The company also points to internal data according to which the launch of GPT-5, in August, reduced between 65% and 80% the rate of chatbot responses that fell short of “desired behavior” in terms of mental health.

However, not all users were satisfied with the least sycophantic chatbot. Millar, who was then spiraling, found a way to return to the GPT-4 version.

Everyone who entered this spiral and spoke to AFP said that the Positive chatbot feedback resembled dopamine rushessuch as those caused by some type of drug.

That’s why Lucy Oslerprofessor of philosophy at the University of Exeter, warned that AI companies could be tempted to increase even more the sycophantic tone of your bots.

“They are in a very deep financial hole and they desperately seek to ensure that their products become viable — and user involvement will be what will dictate their decisions,” he told AFP.

An experience on a massive scale

Etienne Brisson he said he was “shocked” to discover that there was no support, advice and, essentially, no investigation into the problem when one of his family members entered this spiral.

That led the longtime business coach from the Quebec region of Canada to create an online support group called Most of the 300 members had used ChatGPT, Brisson said, adding that new cases continue to emerge despite changes made by OpenAI.

According to him, there has also been a recent increase in the number of people enter this spiral while using Grokthe chatbot to xAI, by Elon Musk.

For those who fear that family members may be entering this spiral, Brisson recommends the LEAP method (listen, empathize, agree and collaborate), used in cases of psychosis.

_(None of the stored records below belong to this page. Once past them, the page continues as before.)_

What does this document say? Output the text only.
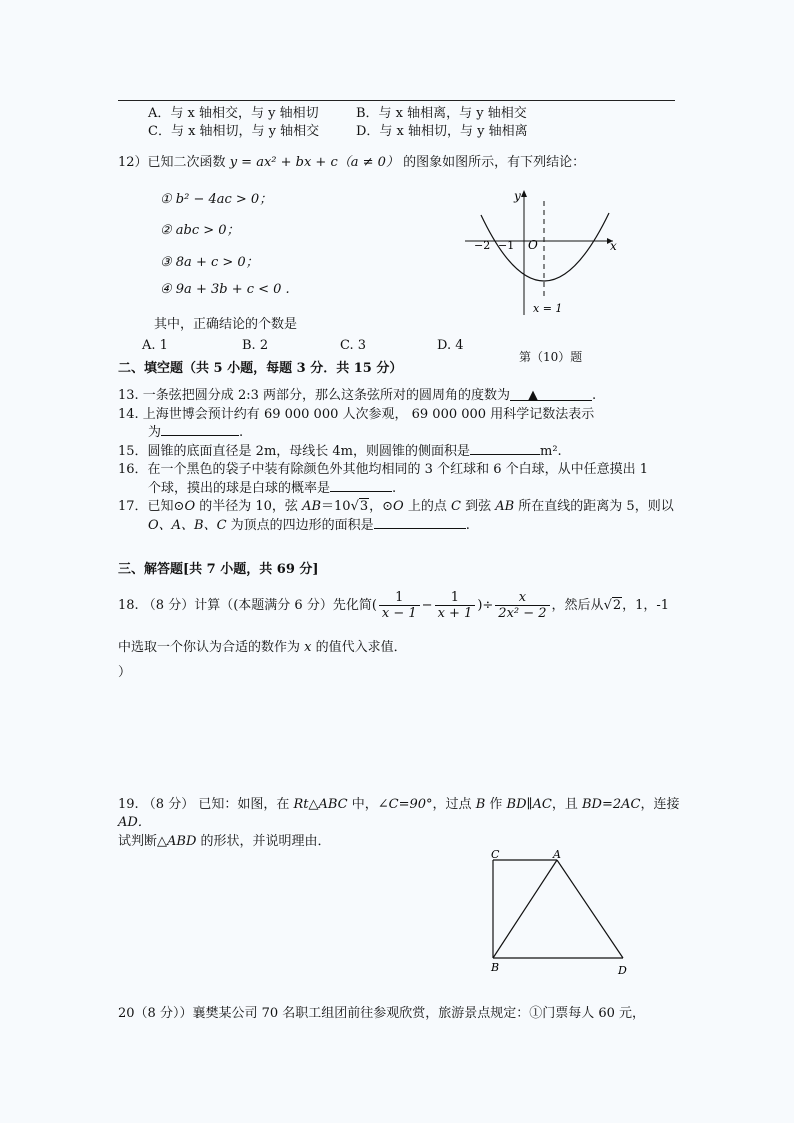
A．与 x 轴相交，与 y 轴相切	B．与 x 轴相离，与 y 轴相交
C．与 x 轴相切，与 y 轴相交	D．与 x 轴相切，与 y 轴相离
12）已知二次函数 y = ax² + bx + c（a ≠ 0） 的图象如图所示，有下列结论：
① b² − 4ac > 0；
② abc > 0；
③ 8a + c > 0；
④ 9a + 3b + c < 0 .
其中，正确结论的个数是
A. 1	B. 2	C. 3	D. 4
y
x
O
−2 −1
x = 1
第（10）题
二、填空题（共 5 小题，每题 3 分．共 15 分）
13. 一条弦把圆分成 2:3 两部分，那么这条弦所对的圆周角的度数为 ▲	.
14. 上海世博会预计约有 69 000 000 人次参观， 69 000 000 用科学记数法表示
为	.
15．圆锥的底面直径是 2m，母线长 4m，则圆锥的侧面积是	m².
16．在一个黑色的袋子中装有除颜色外其他均相同的 3 个红球和 6 个白球，从中任意摸出 1
个球，摸出的球是白球的概率是	.
17．已知⊙O 的半径为 10，弦 AB＝10√3，⊙O 上的点 C 到弦 AB 所在直线的距离为 5，则以
O、A、B、C 为顶点的四边形的面积是	.
三、解答题[共 7 小题，共 69 分]
18. （8 分）计算（(本题满分 6 分）先化简( $\frac{1}{x - 1} - \frac{1}{x + 1}$ )÷ $\frac{x}{\text{2x² − 2}}$ ，然后从√2，1，-1
中选取一个你认为合适的数作为 x 的值代入求值．
）
19. （8 分） 已知：如图，在 Rt△ABC 中，∠C=90°，过点 B 作 BD∥AC，且 BD=2AC，连接
AD．
试判断△ABD 的形状，并说明理由．
C	A
B	D
20（8 分））襄樊某公司 70 名职工组团前往参观欣赏，旅游景点规定：①门票每人 60 元，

But those who are already going through the wreckage of their lives want to raise the alarm for the how serious the situation can become.

Millar argued that the AI companies must be held accountable for the impact of its chatbots, stating that the European Union has been more assertive in regulating large technology companies than the United States or Canada.

He believes that people like him, caught in this spiral, were unwittingly involved in a global experience on a massive scale. “Someone was messing with the controls behind the scenes and people like me—whether we knew it or not— we were reacting to it“, these.